- Born: Sheffield
- Education: Shrewsbury School
- Known for: medical politics air ambulance physician
- Medical career
- Profession: doctor
- Field: general practice

= Peter Holden (doctor) =

British doctor

Peter J P Holden (born 1955) is a doctor who works as a General Practitioner in Matlock, Derbyshire. He is a member of the council of the British Medical Association, member of its GP committee since 1981 who was a negotiator with the General Practitioner's Committee (GPC) for more the 15 years.

==Medical career==
Holden was born in 1955. Holden has been a member of the British Medical Association's General Practice Committee (GPC) for more than thirty five years. He was a member of the negotiating team behind the 2004 new General Medical Services (GMS) contract deal. He was a negotiator for more than fifteen years, one of only five people to serve that length of time. Holden has been a member of the council of the British Medical Association for 31 years. In 2022, he was elected for a further four-year term. He was elected Vice President of UEMO in November 2022.

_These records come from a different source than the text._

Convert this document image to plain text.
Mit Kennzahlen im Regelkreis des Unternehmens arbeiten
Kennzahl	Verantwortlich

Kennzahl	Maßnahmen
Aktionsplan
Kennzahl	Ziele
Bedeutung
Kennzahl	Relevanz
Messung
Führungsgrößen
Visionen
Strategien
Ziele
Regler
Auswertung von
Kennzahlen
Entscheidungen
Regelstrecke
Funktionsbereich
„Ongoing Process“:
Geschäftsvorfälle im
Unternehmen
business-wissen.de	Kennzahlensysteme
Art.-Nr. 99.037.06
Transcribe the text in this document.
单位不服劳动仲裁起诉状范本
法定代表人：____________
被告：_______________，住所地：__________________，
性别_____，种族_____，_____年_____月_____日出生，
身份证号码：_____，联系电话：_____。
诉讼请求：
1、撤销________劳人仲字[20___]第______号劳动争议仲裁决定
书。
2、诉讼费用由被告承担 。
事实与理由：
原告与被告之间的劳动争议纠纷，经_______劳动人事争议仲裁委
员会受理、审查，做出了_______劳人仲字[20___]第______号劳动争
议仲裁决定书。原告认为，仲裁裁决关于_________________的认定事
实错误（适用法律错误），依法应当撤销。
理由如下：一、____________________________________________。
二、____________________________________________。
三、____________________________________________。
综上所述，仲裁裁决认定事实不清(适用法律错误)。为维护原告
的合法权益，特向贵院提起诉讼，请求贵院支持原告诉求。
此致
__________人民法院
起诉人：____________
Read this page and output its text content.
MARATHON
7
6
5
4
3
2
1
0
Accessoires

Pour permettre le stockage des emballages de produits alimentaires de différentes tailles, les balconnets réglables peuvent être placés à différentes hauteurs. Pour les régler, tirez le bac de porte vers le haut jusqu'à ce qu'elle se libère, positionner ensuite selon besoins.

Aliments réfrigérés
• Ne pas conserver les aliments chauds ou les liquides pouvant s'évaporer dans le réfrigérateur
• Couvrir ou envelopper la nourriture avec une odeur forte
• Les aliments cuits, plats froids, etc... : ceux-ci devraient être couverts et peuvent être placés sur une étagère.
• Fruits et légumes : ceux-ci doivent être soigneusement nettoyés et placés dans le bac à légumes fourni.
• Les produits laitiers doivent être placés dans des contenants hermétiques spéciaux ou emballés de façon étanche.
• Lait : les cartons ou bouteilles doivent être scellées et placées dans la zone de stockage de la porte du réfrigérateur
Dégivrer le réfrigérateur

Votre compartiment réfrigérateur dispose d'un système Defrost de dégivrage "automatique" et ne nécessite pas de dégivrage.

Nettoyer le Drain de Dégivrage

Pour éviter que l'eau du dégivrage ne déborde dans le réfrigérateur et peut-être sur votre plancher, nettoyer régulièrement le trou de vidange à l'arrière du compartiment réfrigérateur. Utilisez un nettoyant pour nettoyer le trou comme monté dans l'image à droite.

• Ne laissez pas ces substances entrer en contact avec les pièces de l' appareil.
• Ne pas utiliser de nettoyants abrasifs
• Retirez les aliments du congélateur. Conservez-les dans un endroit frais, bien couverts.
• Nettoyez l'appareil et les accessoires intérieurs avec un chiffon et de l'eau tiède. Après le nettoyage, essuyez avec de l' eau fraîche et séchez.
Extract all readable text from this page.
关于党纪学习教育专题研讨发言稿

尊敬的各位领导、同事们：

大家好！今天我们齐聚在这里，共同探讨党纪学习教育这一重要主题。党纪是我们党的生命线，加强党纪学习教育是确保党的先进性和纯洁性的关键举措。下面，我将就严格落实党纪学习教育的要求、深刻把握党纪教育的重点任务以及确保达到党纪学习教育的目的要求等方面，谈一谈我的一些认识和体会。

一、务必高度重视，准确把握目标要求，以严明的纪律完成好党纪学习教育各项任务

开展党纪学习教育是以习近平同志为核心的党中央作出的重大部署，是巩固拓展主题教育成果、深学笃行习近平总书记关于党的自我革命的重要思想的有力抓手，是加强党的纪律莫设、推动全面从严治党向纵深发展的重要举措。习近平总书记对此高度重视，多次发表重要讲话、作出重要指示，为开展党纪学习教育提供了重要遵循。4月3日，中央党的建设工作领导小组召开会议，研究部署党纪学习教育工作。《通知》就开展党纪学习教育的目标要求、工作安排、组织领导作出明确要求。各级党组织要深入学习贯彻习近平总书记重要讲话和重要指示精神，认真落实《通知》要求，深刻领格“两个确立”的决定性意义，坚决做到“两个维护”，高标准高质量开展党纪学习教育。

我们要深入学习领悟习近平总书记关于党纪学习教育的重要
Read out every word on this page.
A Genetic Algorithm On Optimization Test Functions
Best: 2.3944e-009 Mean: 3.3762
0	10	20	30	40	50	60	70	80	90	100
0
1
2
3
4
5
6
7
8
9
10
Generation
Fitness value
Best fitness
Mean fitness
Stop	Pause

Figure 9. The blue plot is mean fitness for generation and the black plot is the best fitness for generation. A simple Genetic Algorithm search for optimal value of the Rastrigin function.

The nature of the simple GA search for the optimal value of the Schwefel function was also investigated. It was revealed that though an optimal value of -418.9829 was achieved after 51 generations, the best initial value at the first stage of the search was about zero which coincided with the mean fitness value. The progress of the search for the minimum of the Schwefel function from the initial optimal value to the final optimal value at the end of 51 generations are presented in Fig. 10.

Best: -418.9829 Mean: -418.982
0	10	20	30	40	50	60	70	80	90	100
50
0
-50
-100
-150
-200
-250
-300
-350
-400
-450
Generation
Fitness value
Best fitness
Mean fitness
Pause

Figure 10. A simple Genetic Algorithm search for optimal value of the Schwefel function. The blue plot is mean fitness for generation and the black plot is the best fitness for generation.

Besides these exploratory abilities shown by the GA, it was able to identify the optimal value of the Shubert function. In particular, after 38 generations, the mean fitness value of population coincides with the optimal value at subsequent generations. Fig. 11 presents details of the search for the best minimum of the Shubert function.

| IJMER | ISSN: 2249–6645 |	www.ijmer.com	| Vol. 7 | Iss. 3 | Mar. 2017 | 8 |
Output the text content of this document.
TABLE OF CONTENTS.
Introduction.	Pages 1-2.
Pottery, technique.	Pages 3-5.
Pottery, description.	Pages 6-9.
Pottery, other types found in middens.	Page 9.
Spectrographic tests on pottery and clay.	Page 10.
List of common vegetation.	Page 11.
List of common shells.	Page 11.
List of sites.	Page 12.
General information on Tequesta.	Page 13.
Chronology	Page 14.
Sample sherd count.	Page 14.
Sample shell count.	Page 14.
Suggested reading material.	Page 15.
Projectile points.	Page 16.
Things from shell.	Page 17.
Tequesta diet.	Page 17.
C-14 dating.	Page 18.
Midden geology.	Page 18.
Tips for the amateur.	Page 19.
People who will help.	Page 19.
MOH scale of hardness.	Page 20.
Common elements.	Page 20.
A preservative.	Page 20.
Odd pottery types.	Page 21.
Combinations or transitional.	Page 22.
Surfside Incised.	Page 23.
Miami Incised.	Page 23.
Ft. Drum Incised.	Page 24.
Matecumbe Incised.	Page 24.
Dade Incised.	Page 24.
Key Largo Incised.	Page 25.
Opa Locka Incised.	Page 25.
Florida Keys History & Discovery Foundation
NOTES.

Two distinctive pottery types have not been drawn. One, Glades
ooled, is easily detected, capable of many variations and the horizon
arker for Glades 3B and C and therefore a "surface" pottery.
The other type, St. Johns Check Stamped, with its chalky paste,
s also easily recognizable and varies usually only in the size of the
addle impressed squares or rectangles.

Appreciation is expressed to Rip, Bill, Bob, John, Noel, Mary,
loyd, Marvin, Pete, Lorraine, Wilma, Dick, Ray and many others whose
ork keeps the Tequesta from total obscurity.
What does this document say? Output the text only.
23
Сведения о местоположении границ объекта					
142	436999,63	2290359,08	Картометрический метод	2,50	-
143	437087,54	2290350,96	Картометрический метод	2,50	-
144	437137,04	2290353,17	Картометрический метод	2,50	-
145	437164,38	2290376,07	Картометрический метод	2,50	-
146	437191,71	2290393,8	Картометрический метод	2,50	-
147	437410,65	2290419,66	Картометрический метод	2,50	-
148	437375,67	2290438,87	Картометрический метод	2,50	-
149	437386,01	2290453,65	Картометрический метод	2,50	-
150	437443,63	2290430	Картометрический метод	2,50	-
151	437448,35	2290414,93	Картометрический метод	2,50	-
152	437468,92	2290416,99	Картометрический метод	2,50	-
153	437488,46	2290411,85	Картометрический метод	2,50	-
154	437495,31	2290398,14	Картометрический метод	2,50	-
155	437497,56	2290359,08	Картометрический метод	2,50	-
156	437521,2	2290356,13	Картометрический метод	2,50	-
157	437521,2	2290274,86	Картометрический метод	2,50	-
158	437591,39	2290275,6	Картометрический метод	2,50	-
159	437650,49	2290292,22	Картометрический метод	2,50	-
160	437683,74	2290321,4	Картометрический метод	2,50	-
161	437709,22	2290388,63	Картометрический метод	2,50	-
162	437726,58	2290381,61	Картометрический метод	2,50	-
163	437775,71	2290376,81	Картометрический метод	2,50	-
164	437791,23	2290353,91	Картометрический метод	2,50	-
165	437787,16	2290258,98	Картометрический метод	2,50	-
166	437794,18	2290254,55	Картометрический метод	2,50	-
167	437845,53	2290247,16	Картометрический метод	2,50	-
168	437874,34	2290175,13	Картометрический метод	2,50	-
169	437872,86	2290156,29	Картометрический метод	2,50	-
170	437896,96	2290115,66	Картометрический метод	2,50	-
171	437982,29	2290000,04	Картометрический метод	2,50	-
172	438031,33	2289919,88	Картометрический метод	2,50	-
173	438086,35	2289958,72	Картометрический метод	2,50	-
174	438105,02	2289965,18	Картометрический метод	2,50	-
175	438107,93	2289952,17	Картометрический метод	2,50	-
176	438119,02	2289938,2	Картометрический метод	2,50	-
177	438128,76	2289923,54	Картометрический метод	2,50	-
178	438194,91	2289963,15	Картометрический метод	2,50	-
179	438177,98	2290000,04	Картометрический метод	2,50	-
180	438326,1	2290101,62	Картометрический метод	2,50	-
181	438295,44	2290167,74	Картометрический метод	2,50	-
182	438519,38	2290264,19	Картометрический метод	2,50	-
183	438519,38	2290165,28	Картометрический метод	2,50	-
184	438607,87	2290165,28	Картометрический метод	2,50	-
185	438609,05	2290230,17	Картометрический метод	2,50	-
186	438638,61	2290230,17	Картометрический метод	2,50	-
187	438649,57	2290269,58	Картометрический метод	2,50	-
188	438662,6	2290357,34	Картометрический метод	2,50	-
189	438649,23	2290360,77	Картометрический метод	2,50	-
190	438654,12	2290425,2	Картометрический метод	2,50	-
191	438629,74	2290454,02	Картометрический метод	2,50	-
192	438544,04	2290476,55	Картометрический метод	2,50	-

He trained to deal with casualties in major incidents and gained a Diploma in Immediate Care in 1991 and a Fellowship in Immediate Care with the Royal College of Surgeons of Edinburgh in 2001. He attended the Hillsborough disaster in 1989, arriving about an hour into the incident and certifying many people dead. He treated victims of the 7 July 2005 London bombings when a bomb exploded on a bus that was travelling through Upper Woburn Place. Holden has worked as a physician with emergency care charity Magpas Air Ambulance since 2007 and Lincolnshire & Nottinghamshire Air Ambulance since 1998. In 2019 he became the first general medical practitioner to chair the Inter Collegiate Board for Training in PreHospital Emergency Medicine
In 2024 he was appointed the Clinical Trustee and Chair of the medical committee of St John Ambulance

==Awards and honours==
In 2002, Holden received the Queen Elizabeth II Golden Jubilee Medal, in 2012 the Queen's Diamond Jubilee Medal and in 2022 the Queen's Diamond Jubilee Medal in all cases in recognition of his work in Pre Hospital Emergency Medicine (PHEM) In November 2015, he received a lifetime achievement award at National Air Ambulance Awards of Excellence.